Let $\mathbb E:=(\mathbb R^4, \cdot)$ be a Carnot group whose Lie algebra is given by $\mathfrak g=V_1\oplus V_2 \oplus V_3$, where $V_1=span\{X_1,X_2\},$ $V_2=span\{X_3\},$ $V_3=span\{X_4\}$, the only non trivial commutation relation beibg: $$[X_1,X_2]=-X_3\quad [X_1,X_3]=-X_4.$$
Now, we know that we can endow $\mathbb E$ with a family of automorphisms $\delta_\lambda$ defined as $$(x_1,x_2,x_3,x_4)\mapsto^{\delta_\lambda}(\lambda x_1, \lambda x_2, \lambda^2 x_3, \lambda^3 x_4), \quad \lambda\in \mathbb R.$$
In exponential coordinates, we know that $X_2=\partial_2-\frac{x_1}{2}\partial_3+\frac{x_1^2}{12}\partial_4.$ Moreover, we denote with $exp:\mathfrak g\ \to \mathbb E$ the exponential map.

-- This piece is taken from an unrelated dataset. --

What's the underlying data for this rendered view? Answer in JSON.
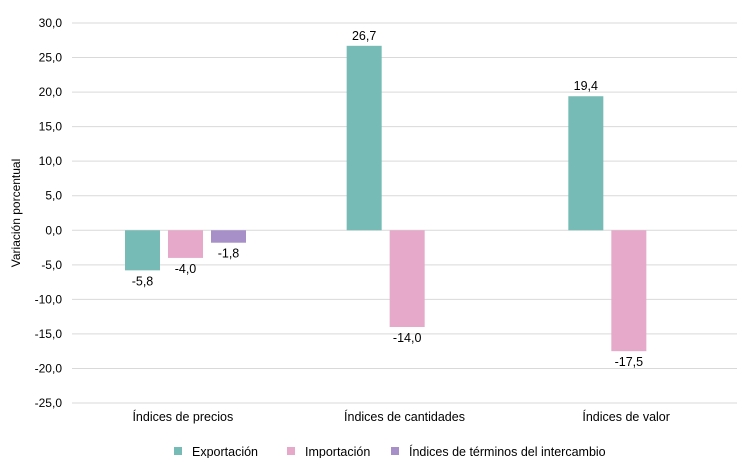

We know that $exp(\mathbb RX_2):=\{exp(tX_2):t\in \mathbb R\}$ is a subgroup of $\mathbb E$. I was wondering if $exp(\mathbb RX_2)$ is also a $\delta_\lambda$-homogeneous subgroup, that is $\delta_\lambda(exp(tX_2))\in exp(\mathbb RX_2)$ for each $t\in \mathbb R$.
Is it true? If so, how can I prove it?